Hal pertama adalah mengenai upah minimum. Kementsegneg dalam penjelasannya yang mengutip Kementerian Perekonomian menyebutkan bahwa upah minimum tidak turun.
UU Cipta Kerja juga melarang pengusaha membayar upah lebih rendah dari upah minimum.
Kemudian besar upah merupakan kesepatakan antara pengusaha dengan pekerja. Gubernur dalam hal itu, menjadi penentu upah minimum.
“Kenaikan upah minimum memperhitungkan pertumbuhan ekonomi daerah atau inflasi daerah,” demikiang mengutip unggahan tersebut, Rabu (7/10/2020).
Baca Juga
UU Cipta Kerja juga mengatur upah bagi usaha mikro dan kecil (UMK). Ada dua poin yang disebutkan oleh akun Twitter @KemensetnegRI.
Pertama, upah UMK ditetapkan berdasarkan kesepakatan pengusaha dengan pekerja. Sedikitnya pemilik usaha memberikan upah dengan persentase tertentu dari konsumsi masyarakat.
Poin selanjutnya adalah hal yang juga menjadi sorotan masyarakat, yaitu waktu istirahat dan cuti. Kemensetneg menyatakan bahwa waktu istirahat dan cuti tidak dihapuskan.

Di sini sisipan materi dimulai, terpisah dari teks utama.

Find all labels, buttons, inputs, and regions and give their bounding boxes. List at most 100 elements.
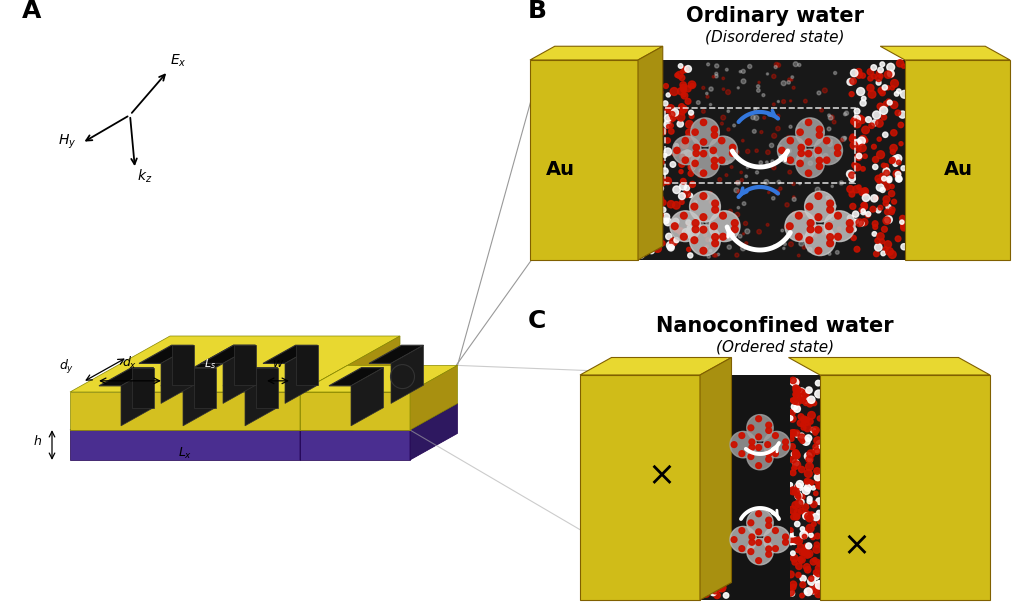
Circle shape (793, 460, 799, 466)
Circle shape (717, 524, 724, 531)
Circle shape (733, 124, 735, 127)
Circle shape (697, 387, 705, 395)
Circle shape (698, 511, 706, 517)
Circle shape (849, 135, 856, 142)
Circle shape (725, 565, 730, 569)
Circle shape (854, 139, 861, 147)
Circle shape (798, 557, 804, 563)
Circle shape (643, 127, 648, 132)
Circle shape (659, 160, 665, 165)
Circle shape (881, 251, 886, 256)
Circle shape (644, 140, 650, 147)
Circle shape (815, 581, 823, 588)
Circle shape (788, 430, 797, 437)
Circle shape (806, 204, 813, 210)
Circle shape (826, 200, 834, 207)
Polygon shape (161, 345, 194, 403)
Circle shape (806, 120, 812, 126)
Circle shape (651, 150, 658, 156)
Circle shape (703, 445, 708, 449)
Circle shape (806, 151, 812, 157)
Text: B: B (528, 0, 547, 23)
Circle shape (806, 550, 813, 557)
Circle shape (853, 211, 859, 217)
Polygon shape (881, 46, 1010, 60)
Circle shape (739, 243, 743, 247)
Circle shape (812, 448, 817, 453)
Circle shape (772, 166, 776, 170)
Circle shape (861, 167, 865, 171)
Circle shape (658, 199, 664, 204)
Circle shape (828, 115, 833, 120)
Circle shape (777, 136, 806, 165)
Circle shape (811, 587, 817, 594)
Polygon shape (194, 368, 215, 408)
Circle shape (799, 500, 804, 504)
Circle shape (640, 197, 646, 204)
Circle shape (720, 547, 726, 554)
Polygon shape (285, 345, 317, 403)
Circle shape (743, 221, 748, 226)
Circle shape (699, 382, 705, 387)
Circle shape (646, 129, 651, 134)
Circle shape (791, 398, 795, 403)
Circle shape (844, 113, 847, 116)
Circle shape (712, 571, 717, 575)
Circle shape (690, 83, 694, 88)
Circle shape (811, 485, 815, 490)
Circle shape (721, 122, 723, 125)
Circle shape (859, 144, 866, 152)
Circle shape (837, 156, 840, 159)
Circle shape (782, 247, 785, 249)
Circle shape (682, 137, 688, 144)
Circle shape (681, 234, 687, 240)
Circle shape (707, 95, 709, 98)
Circle shape (641, 82, 645, 86)
Circle shape (766, 223, 769, 226)
Circle shape (791, 378, 799, 386)
Circle shape (897, 177, 902, 182)
Polygon shape (245, 368, 278, 426)
Circle shape (700, 482, 705, 487)
Circle shape (790, 538, 794, 543)
Circle shape (709, 87, 713, 91)
Polygon shape (70, 374, 400, 430)
Circle shape (794, 387, 799, 392)
Circle shape (712, 458, 718, 464)
Circle shape (893, 161, 898, 166)
Circle shape (809, 533, 813, 538)
Circle shape (699, 481, 707, 489)
Polygon shape (530, 46, 663, 60)
Circle shape (815, 581, 823, 589)
Circle shape (808, 458, 812, 463)
Circle shape (726, 539, 731, 544)
Circle shape (820, 109, 823, 112)
Circle shape (799, 394, 806, 401)
Text: $\times$: $\times$ (843, 528, 867, 562)
Circle shape (883, 132, 888, 137)
Circle shape (884, 183, 891, 190)
Circle shape (793, 379, 800, 385)
Circle shape (706, 452, 710, 457)
Circle shape (702, 422, 711, 430)
Circle shape (807, 398, 813, 404)
Circle shape (766, 451, 772, 457)
Circle shape (698, 486, 706, 493)
Polygon shape (223, 368, 278, 386)
Circle shape (803, 535, 807, 539)
Circle shape (880, 173, 884, 178)
Circle shape (887, 178, 892, 183)
Circle shape (879, 205, 883, 210)
Circle shape (764, 432, 790, 458)
Text: $d_y$: $d_y$ (59, 358, 75, 376)
Circle shape (713, 383, 720, 390)
Circle shape (800, 576, 806, 582)
Circle shape (833, 205, 837, 208)
Circle shape (637, 68, 645, 76)
Circle shape (795, 493, 801, 498)
Circle shape (817, 91, 821, 95)
Circle shape (850, 204, 856, 210)
Circle shape (817, 197, 820, 200)
Circle shape (804, 400, 808, 405)
Circle shape (876, 120, 883, 127)
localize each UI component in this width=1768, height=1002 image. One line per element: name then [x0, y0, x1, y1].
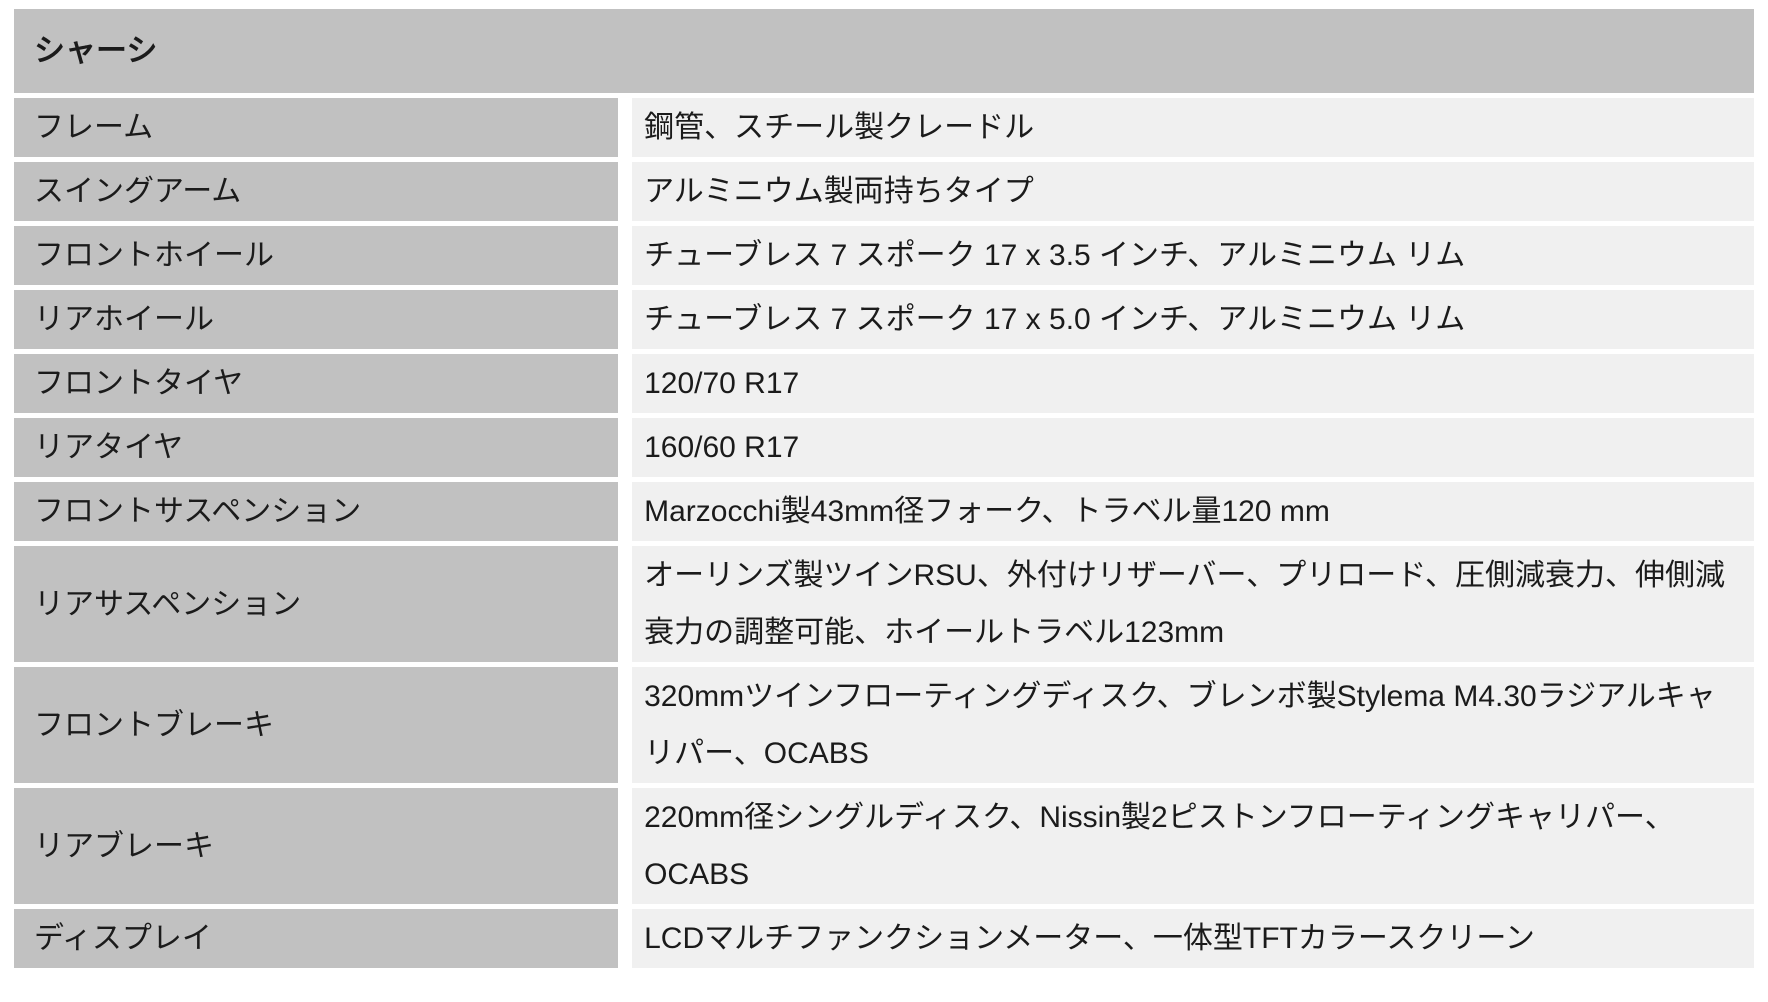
spec-value: 220mm径シングルディスク、Nissin製2ピストンフローティングキャリパー、…	[632, 788, 1754, 904]
spec-value: オーリンズ製ツインRSU、外付けリザーバー、プリロード、圧側減衰力、伸側減衰力の…	[632, 546, 1754, 662]
spec-label: フロントサスペンション	[14, 482, 619, 541]
spec-label: リアホイール	[14, 290, 619, 349]
spec-value: 鋼管、スチール製クレードル	[632, 98, 1754, 157]
spec-row: ディスプレイ LCDマルチファンクションメーター、一体型TFTカラースクリーン	[14, 909, 1754, 968]
spec-row: リアブレーキ 220mm径シングルディスク、Nissin製2ピストンフローティン…	[14, 788, 1754, 904]
spec-value: LCDマルチファンクションメーター、一体型TFTカラースクリーン	[632, 909, 1754, 968]
spec-row: リアホイール チューブレス 7 スポーク 17 x 5.0 インチ、アルミニウム…	[14, 290, 1754, 349]
spec-row: スイングアーム アルミニウム製両持ちタイプ	[14, 162, 1754, 221]
spec-value: Marzocchi製43mm径フォーク、トラベル量120 mm	[632, 482, 1754, 541]
spec-label: ディスプレイ	[14, 909, 619, 968]
section-header-row: シャーシ	[14, 9, 1754, 93]
spec-row: フレーム 鋼管、スチール製クレードル	[14, 98, 1754, 157]
spec-row: リアタイヤ 160/60 R17	[14, 418, 1754, 477]
spec-label: スイングアーム	[14, 162, 619, 221]
spec-label: フロントホイール	[14, 226, 619, 285]
spec-value: チューブレス 7 スポーク 17 x 5.0 インチ、アルミニウム リム	[632, 290, 1754, 349]
spec-label: フレーム	[14, 98, 619, 157]
spec-row: フロントサスペンション Marzocchi製43mm径フォーク、トラベル量120…	[14, 482, 1754, 541]
section-title: シャーシ	[14, 9, 1754, 93]
spec-row: フロントホイール チューブレス 7 スポーク 17 x 3.5 インチ、アルミニ…	[14, 226, 1754, 285]
spec-label: リアタイヤ	[14, 418, 619, 477]
spec-value: チューブレス 7 スポーク 17 x 3.5 インチ、アルミニウム リム	[632, 226, 1754, 285]
spec-value: 320mmツインフローティングディスク、ブレンボ製Stylema M4.30ラジ…	[632, 667, 1754, 783]
spec-value: アルミニウム製両持ちタイプ	[632, 162, 1754, 221]
spec-row: フロントタイヤ 120/70 R17	[14, 354, 1754, 413]
chassis-spec-table: シャーシ フレーム 鋼管、スチール製クレードル スイングアーム アルミニウム製両…	[0, 4, 1768, 973]
spec-label: フロントブレーキ	[14, 667, 619, 783]
spec-value: 160/60 R17	[632, 418, 1754, 477]
spec-label: リアブレーキ	[14, 788, 619, 904]
spec-sheet: シャーシ フレーム 鋼管、スチール製クレードル スイングアーム アルミニウム製両…	[0, 4, 1768, 973]
spec-value: 120/70 R17	[632, 354, 1754, 413]
spec-label: リアサスペンション	[14, 546, 619, 662]
spec-row: リアサスペンション オーリンズ製ツインRSU、外付けリザーバー、プリロード、圧側…	[14, 546, 1754, 662]
spec-row: フロントブレーキ 320mmツインフローティングディスク、ブレンボ製Stylem…	[14, 667, 1754, 783]
spec-label: フロントタイヤ	[14, 354, 619, 413]
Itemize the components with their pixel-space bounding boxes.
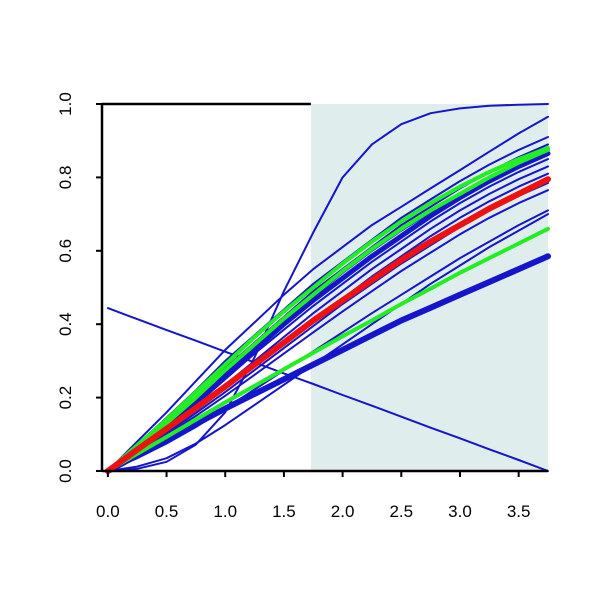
y-tick-label: 0.0 bbox=[56, 459, 75, 483]
series-line-18 bbox=[105, 226, 550, 473]
x-tick-label: 3.0 bbox=[448, 502, 472, 521]
series-line-15 bbox=[104, 253, 551, 474]
x-tick-label: 1.0 bbox=[213, 502, 237, 521]
series-line-3 bbox=[106, 115, 549, 472]
axes-layer bbox=[100, 102, 548, 473]
series-line-12 bbox=[106, 189, 549, 472]
ticks-layer: 0.0 0.5 1.0 1.5 2.0 2.5 3.0 3.5 0.0 0.2 0.4 0.6 0.8 1… bbox=[56, 92, 530, 521]
series-line-1 bbox=[106, 307, 549, 472]
y-tick-label: 0.8 bbox=[56, 166, 75, 190]
series-line-7 bbox=[105, 151, 551, 474]
x-tick-label: 3.5 bbox=[507, 502, 531, 521]
series-line-17 bbox=[105, 147, 550, 473]
y-tick-label: 0.6 bbox=[56, 239, 75, 263]
x-tick-label: 1.5 bbox=[272, 502, 296, 521]
series-line-2 bbox=[106, 103, 549, 472]
y-tick-label: 0.2 bbox=[56, 386, 75, 410]
x-tick-label: 0.0 bbox=[96, 502, 120, 521]
x-tick-label: 0.5 bbox=[155, 502, 179, 521]
series-layer bbox=[104, 103, 551, 474]
y-tick-label: 0.4 bbox=[56, 312, 75, 336]
x-tick-label: 2.5 bbox=[389, 502, 413, 521]
x-tick-label: 2.0 bbox=[331, 502, 355, 521]
series-line-19 bbox=[104, 176, 551, 474]
series-line-16 bbox=[105, 146, 550, 473]
y-tick-label: 1.0 bbox=[56, 92, 75, 116]
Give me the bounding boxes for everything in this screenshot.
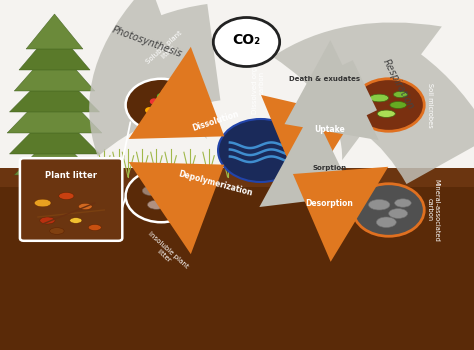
FancyArrowPatch shape bbox=[129, 47, 224, 139]
Polygon shape bbox=[9, 66, 100, 112]
Text: Depolymerization: Depolymerization bbox=[178, 169, 254, 198]
Bar bbox=[0, 177, 474, 350]
Circle shape bbox=[152, 105, 161, 112]
Text: Sorption: Sorption bbox=[312, 165, 346, 171]
FancyArrowPatch shape bbox=[273, 22, 474, 184]
FancyArrowPatch shape bbox=[259, 110, 354, 207]
Ellipse shape bbox=[389, 209, 408, 218]
FancyArrowPatch shape bbox=[129, 162, 224, 254]
Ellipse shape bbox=[147, 200, 165, 209]
Ellipse shape bbox=[393, 91, 408, 98]
Circle shape bbox=[126, 79, 197, 131]
Ellipse shape bbox=[142, 186, 161, 196]
Ellipse shape bbox=[70, 218, 82, 223]
Ellipse shape bbox=[155, 193, 167, 200]
Ellipse shape bbox=[390, 102, 406, 108]
Circle shape bbox=[213, 18, 280, 66]
FancyArrowPatch shape bbox=[261, 95, 354, 198]
Ellipse shape bbox=[370, 94, 389, 102]
Polygon shape bbox=[14, 46, 95, 91]
Text: CO₂: CO₂ bbox=[232, 33, 261, 47]
Ellipse shape bbox=[394, 199, 411, 207]
Polygon shape bbox=[26, 14, 83, 49]
Circle shape bbox=[353, 184, 424, 236]
Circle shape bbox=[145, 107, 154, 113]
Text: Death & exudates: Death & exudates bbox=[289, 76, 360, 82]
Text: Mineral-associated
carbon: Mineral-associated carbon bbox=[427, 178, 439, 241]
Circle shape bbox=[353, 79, 424, 131]
Circle shape bbox=[218, 119, 303, 182]
Ellipse shape bbox=[376, 217, 396, 228]
Text: Uptake: Uptake bbox=[314, 125, 345, 134]
Polygon shape bbox=[19, 28, 90, 70]
Ellipse shape bbox=[164, 185, 178, 193]
Text: Desorption: Desorption bbox=[305, 198, 354, 208]
Ellipse shape bbox=[34, 199, 51, 207]
Ellipse shape bbox=[88, 225, 101, 231]
Circle shape bbox=[150, 98, 158, 105]
Ellipse shape bbox=[50, 228, 64, 234]
Ellipse shape bbox=[160, 193, 176, 202]
Text: Dissolved organic
carbon: Dissolved organic carbon bbox=[252, 52, 265, 114]
Ellipse shape bbox=[369, 199, 390, 210]
Ellipse shape bbox=[59, 193, 74, 200]
Circle shape bbox=[169, 95, 177, 101]
Text: Dissolution: Dissolution bbox=[191, 109, 240, 133]
Polygon shape bbox=[9, 108, 100, 154]
Polygon shape bbox=[14, 133, 95, 175]
Circle shape bbox=[157, 93, 165, 99]
Ellipse shape bbox=[79, 203, 92, 210]
Bar bbox=[0, 0, 474, 177]
Circle shape bbox=[162, 88, 170, 94]
Polygon shape bbox=[7, 84, 102, 133]
Circle shape bbox=[126, 170, 197, 222]
FancyBboxPatch shape bbox=[20, 158, 122, 241]
Text: Soil microbes: Soil microbes bbox=[427, 83, 433, 127]
Text: Respiration: Respiration bbox=[381, 57, 416, 111]
Ellipse shape bbox=[377, 110, 395, 117]
Ellipse shape bbox=[40, 217, 55, 224]
Bar bbox=[49, 166, 60, 180]
Circle shape bbox=[164, 100, 173, 106]
Bar bbox=[0, 168, 474, 187]
FancyArrowPatch shape bbox=[293, 167, 388, 262]
Text: Plant litter: Plant litter bbox=[45, 172, 97, 181]
Circle shape bbox=[171, 104, 180, 110]
Text: Insoluble plant
litter: Insoluble plant litter bbox=[142, 231, 190, 275]
FancyArrowPatch shape bbox=[284, 40, 379, 140]
FancyArrowPatch shape bbox=[89, 0, 220, 156]
Text: Soluble plant
litter: Soluble plant litter bbox=[145, 30, 187, 70]
Text: Photosynthesis: Photosynthesis bbox=[110, 25, 183, 60]
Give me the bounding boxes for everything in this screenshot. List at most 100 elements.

Istirahat panjang diatur dalam perjanjian kerja, peraturan perusahaan, atau perjanjian kerja bersama.
Protes terkait pengesahan UU Cipta Kerja terjadi di sejumlah daerah. Demonstrasi berujung kericuhan terjadi di Bandung, Jawa Barat.
Di dunia maya, para pemuka agama mengajukan petisi dalam jaringan menolak UU Cipta Kerja dan membuka ruang partisipasi publik.
Dalam dua hari, petisi tersebut telah mendapatkan 1,33 juta tanda tangan.